No norte da ilha espanhola, hotéis e experiências voltados ao público de alto padrão apostam em silêncio, privacidade, contato com a natureza e momentos longe do celular. A proposta é transformar aquilo que antes parecia banal em um produto pelo qual alguns turistas estão dispostos a pagar caro.
O luxo de ficar longe
Um dos exemplos está no Nômade Temple, hotel de cinco estrelas instalado no norte de Ibiza. A hospedagem combina arquitetura inspirada em referências marroquinas e latino-americanas com uma proposta centrada em bem-estar, privacidade e conexão com a natureza.
No período de alta temporada, uma diária pode chegar a cerca de € 1 mil. A ideia, porém, não é oferecer apenas uma acomodação sofisticada.
O conceito aposta em uma experiência na qual o hóspede pode escolher entre ficar completamente reservado ou participar de atividades com outros visitantes.
A mudança representa uma inversão curiosa no conceito de status. Em vez de mostrar onde está, o viajante busca um lugar onde ninguém possa encontrá-lo.
Férias sem celular
A relação com a tecnologia ajuda a explicar essa mudança. A rotina conectada mantém as pessoas permanentemente disponíveis, enquanto as férias passam a funcionar como uma oportunidade de interromper esse ritmo.
No hotel, a programação inclui experiências ligadas ao bem-estar, à natureza e à criatividade. Há caminhadas, retiros, sessões de respiração, observação das estrelas, trabalhos com argila e até leituras de tarô durante o pôr do sol.
O telefone, entretanto, continua presente em parte da experiência. A programação chega aos hóspedes pelo WhatsApp, uma contradição que resume o desafio de quem tenta se desconectar sem abandonar completamente a tecnologia.
A tendência também aparece em outros tipos de hospedagem. Um exemplo é o Unplugged Digital Detox Cabins, no interior britânico, onde os visitantes recebem um compartimento para guardar o celular durante a estadia.

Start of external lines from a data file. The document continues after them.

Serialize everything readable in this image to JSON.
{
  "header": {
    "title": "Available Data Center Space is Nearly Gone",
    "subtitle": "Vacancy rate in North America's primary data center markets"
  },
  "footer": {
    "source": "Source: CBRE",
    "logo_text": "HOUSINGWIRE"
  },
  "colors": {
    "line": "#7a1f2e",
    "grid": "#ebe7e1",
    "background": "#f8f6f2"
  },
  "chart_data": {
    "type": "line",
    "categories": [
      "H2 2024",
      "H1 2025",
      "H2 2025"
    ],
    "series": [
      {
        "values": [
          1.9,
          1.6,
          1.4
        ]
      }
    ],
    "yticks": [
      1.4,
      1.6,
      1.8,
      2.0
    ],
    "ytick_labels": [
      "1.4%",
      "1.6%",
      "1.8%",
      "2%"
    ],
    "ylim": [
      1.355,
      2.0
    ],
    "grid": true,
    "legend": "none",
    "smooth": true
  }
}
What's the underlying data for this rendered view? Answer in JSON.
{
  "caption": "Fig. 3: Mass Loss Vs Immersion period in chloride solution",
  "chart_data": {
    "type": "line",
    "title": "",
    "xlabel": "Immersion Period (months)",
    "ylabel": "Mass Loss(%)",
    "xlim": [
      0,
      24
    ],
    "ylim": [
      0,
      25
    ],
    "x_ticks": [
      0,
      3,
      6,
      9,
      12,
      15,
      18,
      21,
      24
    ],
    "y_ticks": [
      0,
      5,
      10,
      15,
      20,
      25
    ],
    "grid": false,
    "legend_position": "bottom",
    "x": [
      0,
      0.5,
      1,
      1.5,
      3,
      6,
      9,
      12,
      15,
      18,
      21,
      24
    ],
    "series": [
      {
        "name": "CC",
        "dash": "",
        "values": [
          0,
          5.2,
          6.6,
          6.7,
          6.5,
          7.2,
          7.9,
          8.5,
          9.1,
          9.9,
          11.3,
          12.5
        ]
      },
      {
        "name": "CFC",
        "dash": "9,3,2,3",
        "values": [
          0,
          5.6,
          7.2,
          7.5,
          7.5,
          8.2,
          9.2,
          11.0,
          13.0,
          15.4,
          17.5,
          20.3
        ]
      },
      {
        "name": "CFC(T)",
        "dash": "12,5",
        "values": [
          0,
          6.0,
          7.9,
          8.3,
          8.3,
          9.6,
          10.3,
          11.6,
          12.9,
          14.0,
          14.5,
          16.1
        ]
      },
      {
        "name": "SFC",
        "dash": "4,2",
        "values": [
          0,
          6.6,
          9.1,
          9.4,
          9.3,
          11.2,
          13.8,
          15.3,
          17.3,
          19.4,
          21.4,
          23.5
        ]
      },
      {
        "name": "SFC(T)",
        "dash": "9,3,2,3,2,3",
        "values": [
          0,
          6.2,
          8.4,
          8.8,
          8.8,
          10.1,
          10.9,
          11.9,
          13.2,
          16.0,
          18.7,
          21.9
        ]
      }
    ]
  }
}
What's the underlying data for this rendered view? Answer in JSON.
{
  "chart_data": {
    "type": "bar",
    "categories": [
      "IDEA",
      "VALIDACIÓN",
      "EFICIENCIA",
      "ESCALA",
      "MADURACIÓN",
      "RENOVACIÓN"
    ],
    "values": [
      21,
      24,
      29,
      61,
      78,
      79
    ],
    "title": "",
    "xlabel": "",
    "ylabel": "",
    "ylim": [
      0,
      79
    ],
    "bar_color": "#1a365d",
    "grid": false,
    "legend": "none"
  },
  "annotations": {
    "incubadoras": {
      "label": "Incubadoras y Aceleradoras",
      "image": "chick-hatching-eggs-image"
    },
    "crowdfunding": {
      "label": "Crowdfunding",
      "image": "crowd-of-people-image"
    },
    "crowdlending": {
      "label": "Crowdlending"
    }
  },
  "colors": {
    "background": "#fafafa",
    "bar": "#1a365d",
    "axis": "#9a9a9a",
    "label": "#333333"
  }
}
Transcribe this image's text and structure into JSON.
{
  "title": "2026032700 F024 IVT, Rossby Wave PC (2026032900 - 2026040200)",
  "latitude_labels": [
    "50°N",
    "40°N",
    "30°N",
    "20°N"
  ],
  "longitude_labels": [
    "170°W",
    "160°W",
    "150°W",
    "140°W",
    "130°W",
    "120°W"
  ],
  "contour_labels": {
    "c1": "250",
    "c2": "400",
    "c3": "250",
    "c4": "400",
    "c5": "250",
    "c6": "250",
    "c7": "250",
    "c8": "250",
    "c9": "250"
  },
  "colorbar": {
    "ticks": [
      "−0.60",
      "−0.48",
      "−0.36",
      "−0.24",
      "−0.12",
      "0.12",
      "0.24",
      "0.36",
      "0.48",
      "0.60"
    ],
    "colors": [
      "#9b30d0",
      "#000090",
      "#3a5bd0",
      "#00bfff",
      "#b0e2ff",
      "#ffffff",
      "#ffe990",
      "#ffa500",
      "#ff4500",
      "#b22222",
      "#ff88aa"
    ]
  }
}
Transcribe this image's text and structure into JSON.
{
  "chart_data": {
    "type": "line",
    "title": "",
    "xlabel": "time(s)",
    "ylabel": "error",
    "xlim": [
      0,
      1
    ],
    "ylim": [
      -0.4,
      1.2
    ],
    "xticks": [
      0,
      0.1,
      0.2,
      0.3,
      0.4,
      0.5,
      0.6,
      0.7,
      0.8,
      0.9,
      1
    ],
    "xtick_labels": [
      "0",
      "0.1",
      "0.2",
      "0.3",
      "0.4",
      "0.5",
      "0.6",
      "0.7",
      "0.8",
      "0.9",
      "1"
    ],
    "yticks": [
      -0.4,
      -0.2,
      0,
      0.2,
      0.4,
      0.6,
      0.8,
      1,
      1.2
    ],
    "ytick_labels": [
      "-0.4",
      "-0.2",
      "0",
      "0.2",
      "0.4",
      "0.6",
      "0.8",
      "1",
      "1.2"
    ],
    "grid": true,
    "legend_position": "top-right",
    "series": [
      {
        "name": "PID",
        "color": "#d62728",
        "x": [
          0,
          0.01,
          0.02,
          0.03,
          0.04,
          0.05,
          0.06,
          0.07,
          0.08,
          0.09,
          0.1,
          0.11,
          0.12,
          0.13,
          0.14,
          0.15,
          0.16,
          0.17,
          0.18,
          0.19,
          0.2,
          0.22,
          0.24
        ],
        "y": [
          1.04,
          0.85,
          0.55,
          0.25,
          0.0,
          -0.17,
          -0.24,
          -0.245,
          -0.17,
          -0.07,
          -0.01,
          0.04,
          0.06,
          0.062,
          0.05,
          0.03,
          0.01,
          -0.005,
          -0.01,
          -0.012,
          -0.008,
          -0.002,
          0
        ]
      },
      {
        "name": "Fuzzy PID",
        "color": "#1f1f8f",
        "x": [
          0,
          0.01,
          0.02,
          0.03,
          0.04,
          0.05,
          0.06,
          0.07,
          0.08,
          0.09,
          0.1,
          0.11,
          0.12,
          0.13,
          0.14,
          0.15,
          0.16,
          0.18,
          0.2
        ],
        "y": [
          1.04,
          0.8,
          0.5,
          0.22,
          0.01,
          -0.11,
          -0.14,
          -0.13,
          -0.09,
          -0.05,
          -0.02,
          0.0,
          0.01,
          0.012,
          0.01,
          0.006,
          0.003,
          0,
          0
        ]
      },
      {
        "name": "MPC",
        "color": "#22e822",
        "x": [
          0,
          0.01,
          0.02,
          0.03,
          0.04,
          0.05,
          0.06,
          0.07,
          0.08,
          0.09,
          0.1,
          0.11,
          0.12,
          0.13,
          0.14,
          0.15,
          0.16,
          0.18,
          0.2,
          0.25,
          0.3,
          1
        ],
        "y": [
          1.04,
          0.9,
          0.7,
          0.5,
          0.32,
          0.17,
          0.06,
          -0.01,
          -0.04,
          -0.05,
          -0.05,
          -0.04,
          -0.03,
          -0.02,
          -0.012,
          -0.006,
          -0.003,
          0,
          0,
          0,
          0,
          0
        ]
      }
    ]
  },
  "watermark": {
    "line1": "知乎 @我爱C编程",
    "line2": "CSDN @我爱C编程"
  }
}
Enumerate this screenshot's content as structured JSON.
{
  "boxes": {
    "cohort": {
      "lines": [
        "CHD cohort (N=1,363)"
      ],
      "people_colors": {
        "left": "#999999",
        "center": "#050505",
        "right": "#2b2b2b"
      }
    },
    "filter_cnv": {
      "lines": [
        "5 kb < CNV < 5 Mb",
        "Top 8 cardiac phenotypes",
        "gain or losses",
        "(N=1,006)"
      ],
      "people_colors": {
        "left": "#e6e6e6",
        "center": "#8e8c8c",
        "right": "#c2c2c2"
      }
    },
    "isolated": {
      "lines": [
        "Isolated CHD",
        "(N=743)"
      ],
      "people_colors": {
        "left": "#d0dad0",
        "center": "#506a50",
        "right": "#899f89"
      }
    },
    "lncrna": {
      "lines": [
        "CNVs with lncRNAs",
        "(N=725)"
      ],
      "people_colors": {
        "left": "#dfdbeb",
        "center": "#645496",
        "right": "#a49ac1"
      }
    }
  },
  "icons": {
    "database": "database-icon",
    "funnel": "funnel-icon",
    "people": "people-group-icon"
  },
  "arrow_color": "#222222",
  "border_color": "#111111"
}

Experiências no lugar da ostentação
A transformação também alcança hotéis que antes apostavam principalmente na abundância. Atividades relacionadas à saúde e ao bem-estar passaram a dividir espaço com alimentação, lazer e serviços tradicionais.
No Nômade Temple, o programa inclui ainda experiências individuais e coletivas. Há jantares em grandes mesas, contato com produtores locais e atividades pensadas para quem viaja sozinho.
A proposta também aparece no Gön House of Healing, espaço de bem-estar instalado entre as rochas e inspirado nas cavernas de Ibiza. Entre as experiências estão tanque de flutuação, duchas aromáticas, banho de gelo, banho de lama e tratamentos corporais.
O objetivo é oferecer ao visitante diferentes formas de desacelerar sem necessariamente abrir mão do conforto.
A exclusividade mudou
Para a tendência, o diferencial da nova hotelaria de luxo está menos na ostentação e mais naquilo que não está disponível para todos.
Locais afastados, experiências personalizadas e acesso a ambientes pouco conhecidos passam a funcionar como símbolos de exclusividade. O viajante não compra apenas uma cama confortável ou uma vista bonita. Compra tempo, privacidade e a possibilidade de não participar da movimentação ao redor.
Ainda assim, o contraste permanece. Mesmo em uma área mais reservada de Ibiza, a sensação de isolamento pode desaparecer rapidamente. No fim da viagem relatada, a baía diante do hotel recebe jetskis e grandes embarcações.
A ilha continua sendo Ibiza. O que mudou foi aquilo que alguns de seus visitantes mais ricos procuram quando chegam até ela.